Sebagai contoh, setelah 15 tahun berlalu, aku sudah tak ingat lagi gimana proseduralnya membuat laman menggunakan FrontPage, atau software lain yang serupa. Namun bilamana diperlukan, aku tinggal membaca ulang semua informasi terkait dan semua kepingan puzzle akan langsung tersusun otomatis dengan sendirinya karena pemahaman mendasarnya sudah nempel permanen.
Metoda learning by writing ini tentu sangat pas diterapkan di sekolah dan kampus. Tentu tidak dengan sebatas menulis resume mengenai apa yang ada di buku, melainkan menuliskan hal-hal yang diinginkan oleh guru/dosen agar diketahui muid/mahasiswa. Normalnya tentu hal-hal yang belum diketahui siswa.
Misal menulis biografi singkat H. Oemar Said Tjokroaminoto untuk pelajaran sejarah, menulis upaya Carl Linnaeus menyusun binomium nomenklatur di pelajaran biologi, atau tentang kaitan antara diferensial integral dan kapal antariksa di mapel matematika.
Murid yang belum tahu akan menyerap info-info baru. Dan jika risetnya lewat internet, pasti akan ada banyak sekali hal-hal remeh menarik (trivia) yang didapat, seperti Newton yang jomblo abadi, atau penduduk asli Amerika yang tumpas karena cacar (dan bukan oleh koboi!).
Sedang murid yang sudah tahu akan mengerjakannya dengan penuh semangat karena tengah membahas hal yang sangat dia kuasai (misal penggemar Star Wars yang disuruh nulis tentang kapal antariksa tadi).
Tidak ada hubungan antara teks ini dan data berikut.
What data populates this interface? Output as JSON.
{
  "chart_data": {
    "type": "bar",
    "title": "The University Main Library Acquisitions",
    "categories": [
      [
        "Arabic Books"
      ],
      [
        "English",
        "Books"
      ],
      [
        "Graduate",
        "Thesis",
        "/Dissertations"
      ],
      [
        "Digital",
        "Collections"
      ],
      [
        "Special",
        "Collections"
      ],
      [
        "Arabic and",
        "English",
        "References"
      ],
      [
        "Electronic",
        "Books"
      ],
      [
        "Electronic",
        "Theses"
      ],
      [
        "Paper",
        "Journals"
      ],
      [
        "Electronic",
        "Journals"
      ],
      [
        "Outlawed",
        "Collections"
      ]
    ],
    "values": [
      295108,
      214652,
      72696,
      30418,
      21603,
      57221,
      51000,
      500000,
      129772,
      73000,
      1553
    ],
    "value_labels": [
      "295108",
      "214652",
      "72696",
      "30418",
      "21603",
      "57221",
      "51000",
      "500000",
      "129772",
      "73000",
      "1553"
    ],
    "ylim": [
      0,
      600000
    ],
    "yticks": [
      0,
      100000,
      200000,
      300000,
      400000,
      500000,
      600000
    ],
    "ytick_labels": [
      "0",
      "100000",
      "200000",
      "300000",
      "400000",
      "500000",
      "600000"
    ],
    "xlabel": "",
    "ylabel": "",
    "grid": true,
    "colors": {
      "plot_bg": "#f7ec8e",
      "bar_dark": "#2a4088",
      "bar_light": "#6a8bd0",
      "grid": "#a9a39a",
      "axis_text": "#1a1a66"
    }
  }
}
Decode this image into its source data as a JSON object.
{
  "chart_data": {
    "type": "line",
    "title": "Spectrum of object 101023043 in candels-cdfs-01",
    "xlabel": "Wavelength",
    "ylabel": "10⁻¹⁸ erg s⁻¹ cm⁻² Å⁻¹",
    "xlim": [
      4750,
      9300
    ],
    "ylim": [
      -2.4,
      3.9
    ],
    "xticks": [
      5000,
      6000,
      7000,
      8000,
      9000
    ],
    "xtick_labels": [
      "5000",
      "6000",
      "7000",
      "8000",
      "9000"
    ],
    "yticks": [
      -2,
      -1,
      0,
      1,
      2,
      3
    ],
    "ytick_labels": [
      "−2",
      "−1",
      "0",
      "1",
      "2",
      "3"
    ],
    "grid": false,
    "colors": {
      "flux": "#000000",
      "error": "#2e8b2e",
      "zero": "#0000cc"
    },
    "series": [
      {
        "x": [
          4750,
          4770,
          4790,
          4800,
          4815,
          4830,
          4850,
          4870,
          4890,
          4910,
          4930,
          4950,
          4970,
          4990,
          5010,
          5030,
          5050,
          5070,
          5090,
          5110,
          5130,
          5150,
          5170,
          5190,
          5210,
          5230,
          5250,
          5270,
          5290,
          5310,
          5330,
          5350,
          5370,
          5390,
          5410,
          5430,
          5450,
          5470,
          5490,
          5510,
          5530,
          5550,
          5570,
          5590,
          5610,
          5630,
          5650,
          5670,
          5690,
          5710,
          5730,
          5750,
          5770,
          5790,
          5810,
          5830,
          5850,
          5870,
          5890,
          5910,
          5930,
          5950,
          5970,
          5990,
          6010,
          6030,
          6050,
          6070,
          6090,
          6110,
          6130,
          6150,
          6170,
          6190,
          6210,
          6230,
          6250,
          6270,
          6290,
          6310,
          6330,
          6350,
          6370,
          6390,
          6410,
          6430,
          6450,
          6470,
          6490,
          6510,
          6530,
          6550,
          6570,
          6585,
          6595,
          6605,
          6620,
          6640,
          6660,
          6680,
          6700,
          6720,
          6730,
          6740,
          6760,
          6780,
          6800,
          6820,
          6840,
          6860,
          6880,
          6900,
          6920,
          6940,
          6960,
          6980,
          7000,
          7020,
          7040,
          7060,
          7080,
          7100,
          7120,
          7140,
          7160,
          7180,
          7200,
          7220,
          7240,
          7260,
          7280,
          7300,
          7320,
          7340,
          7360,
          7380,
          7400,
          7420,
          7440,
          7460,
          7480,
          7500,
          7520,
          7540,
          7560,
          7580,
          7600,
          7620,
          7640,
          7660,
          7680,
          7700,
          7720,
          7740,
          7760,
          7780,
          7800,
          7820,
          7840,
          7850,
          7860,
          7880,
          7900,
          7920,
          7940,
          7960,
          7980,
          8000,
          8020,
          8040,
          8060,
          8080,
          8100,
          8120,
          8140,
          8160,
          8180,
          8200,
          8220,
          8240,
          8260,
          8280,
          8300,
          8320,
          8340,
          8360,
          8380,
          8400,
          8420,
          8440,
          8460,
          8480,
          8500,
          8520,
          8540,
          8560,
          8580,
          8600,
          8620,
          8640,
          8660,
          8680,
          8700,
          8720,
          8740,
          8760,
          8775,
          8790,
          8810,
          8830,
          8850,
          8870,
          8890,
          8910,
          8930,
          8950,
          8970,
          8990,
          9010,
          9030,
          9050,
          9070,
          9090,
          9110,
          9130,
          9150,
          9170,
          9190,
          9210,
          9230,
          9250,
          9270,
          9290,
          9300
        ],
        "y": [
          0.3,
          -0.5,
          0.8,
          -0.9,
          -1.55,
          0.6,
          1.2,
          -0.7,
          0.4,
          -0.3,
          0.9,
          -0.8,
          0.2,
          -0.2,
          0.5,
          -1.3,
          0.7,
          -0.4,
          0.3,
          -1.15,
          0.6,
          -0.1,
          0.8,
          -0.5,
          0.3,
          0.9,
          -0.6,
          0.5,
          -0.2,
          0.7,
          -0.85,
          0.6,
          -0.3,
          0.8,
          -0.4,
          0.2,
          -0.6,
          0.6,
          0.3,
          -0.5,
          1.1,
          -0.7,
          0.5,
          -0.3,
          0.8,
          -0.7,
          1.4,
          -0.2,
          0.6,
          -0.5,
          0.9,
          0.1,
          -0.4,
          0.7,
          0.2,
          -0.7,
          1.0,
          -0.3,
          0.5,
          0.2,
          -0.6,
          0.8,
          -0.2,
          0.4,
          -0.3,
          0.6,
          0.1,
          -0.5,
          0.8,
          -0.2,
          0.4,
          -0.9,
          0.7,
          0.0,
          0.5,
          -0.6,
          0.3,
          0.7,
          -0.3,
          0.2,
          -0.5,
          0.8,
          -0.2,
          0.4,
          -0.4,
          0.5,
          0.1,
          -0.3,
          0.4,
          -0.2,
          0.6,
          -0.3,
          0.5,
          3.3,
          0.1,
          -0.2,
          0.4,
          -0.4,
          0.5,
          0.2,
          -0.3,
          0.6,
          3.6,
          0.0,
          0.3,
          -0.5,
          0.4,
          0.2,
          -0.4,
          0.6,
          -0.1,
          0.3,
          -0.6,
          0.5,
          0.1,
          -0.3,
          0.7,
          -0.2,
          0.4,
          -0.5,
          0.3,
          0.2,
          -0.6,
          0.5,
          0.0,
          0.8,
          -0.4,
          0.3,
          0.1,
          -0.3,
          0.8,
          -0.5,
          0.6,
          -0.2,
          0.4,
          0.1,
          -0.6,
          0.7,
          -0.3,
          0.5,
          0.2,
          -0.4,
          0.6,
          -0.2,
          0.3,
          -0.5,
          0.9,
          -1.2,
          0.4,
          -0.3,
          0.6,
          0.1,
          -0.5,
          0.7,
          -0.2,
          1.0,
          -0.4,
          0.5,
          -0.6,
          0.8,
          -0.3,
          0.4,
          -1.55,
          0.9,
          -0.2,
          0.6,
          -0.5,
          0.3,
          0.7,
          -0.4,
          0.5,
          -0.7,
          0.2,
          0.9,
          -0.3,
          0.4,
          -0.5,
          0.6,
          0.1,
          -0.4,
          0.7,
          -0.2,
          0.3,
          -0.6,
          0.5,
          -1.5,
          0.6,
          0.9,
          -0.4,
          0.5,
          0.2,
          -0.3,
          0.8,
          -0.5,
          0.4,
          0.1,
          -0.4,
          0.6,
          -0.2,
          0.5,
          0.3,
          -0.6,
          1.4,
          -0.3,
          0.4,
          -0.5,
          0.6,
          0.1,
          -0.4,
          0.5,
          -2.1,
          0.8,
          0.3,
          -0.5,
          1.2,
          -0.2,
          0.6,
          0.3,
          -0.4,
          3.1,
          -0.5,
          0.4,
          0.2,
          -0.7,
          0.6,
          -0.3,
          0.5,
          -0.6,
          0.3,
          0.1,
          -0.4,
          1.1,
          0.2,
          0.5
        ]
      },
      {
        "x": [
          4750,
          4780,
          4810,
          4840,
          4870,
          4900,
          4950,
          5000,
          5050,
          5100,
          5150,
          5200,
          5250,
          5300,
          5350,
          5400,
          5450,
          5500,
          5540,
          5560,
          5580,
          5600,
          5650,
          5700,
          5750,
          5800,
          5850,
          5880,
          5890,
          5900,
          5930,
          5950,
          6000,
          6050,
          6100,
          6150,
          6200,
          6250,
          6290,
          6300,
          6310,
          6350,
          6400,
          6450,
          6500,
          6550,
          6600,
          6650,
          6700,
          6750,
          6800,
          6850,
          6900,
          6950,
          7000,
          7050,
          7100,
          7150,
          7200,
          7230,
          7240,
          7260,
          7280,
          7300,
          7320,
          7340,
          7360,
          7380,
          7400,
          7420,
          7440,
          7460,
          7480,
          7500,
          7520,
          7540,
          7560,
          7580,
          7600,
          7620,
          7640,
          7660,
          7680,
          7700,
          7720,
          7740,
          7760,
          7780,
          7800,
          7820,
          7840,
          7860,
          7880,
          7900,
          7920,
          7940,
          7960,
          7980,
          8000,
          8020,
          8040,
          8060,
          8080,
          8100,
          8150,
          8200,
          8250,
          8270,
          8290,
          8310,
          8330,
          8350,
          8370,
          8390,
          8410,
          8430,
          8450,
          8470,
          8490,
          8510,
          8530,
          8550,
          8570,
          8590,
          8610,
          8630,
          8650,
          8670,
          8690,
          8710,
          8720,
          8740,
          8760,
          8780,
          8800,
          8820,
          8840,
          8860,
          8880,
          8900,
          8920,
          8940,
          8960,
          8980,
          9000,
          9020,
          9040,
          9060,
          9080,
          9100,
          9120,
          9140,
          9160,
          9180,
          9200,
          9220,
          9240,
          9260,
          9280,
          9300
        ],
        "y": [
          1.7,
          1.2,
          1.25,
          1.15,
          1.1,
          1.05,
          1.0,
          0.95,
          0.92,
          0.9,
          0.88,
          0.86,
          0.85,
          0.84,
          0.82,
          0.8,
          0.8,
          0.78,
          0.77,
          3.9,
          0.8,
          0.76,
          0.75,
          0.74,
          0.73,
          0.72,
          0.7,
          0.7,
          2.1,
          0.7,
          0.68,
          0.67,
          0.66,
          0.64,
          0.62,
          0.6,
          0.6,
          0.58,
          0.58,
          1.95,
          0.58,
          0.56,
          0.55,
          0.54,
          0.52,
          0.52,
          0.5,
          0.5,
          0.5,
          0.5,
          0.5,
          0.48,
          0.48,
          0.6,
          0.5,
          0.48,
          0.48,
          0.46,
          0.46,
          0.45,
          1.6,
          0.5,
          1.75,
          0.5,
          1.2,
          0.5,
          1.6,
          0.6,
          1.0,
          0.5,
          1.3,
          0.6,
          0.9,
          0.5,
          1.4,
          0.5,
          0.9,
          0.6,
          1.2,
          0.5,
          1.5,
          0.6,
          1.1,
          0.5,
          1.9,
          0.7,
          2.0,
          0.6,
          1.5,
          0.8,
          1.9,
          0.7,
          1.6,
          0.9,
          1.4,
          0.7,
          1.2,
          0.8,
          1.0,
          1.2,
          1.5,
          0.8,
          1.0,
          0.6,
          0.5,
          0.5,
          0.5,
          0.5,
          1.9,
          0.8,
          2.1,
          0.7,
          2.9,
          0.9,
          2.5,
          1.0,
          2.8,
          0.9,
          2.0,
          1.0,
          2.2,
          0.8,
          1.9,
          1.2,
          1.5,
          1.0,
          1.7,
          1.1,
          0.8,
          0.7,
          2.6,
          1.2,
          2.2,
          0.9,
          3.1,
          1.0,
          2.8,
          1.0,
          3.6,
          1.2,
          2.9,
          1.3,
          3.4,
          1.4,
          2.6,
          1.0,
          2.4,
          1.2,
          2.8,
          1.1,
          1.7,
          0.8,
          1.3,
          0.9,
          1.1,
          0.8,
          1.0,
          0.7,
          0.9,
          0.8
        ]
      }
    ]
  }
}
Ini bisa dilakukan sebagai selingan agar siswa tidak jenuh. Hanya karena belajar matematika kan tak lantas berarti 100% alokasi waktu cuman dipakai untuk ngituuung terus. Dan hanya karena sedang belajar sejarah, tak lantas berarti murid hanya sekadar disuruh menghapal nama-nama dan angka tahun tanpa henti. Nanti mereka bisa lelah.
Menulis membuat otak jadi sibuk. Dan itu baik bagi dia, serta orang yang membawanya. Lagipula, kalau tidak dilakukan sungguhan, siapa yang bisa tahu bahwa dirinya ternyata punya talenta dan skill “gawan bayi” yang cukup bagus dalam hal menulis?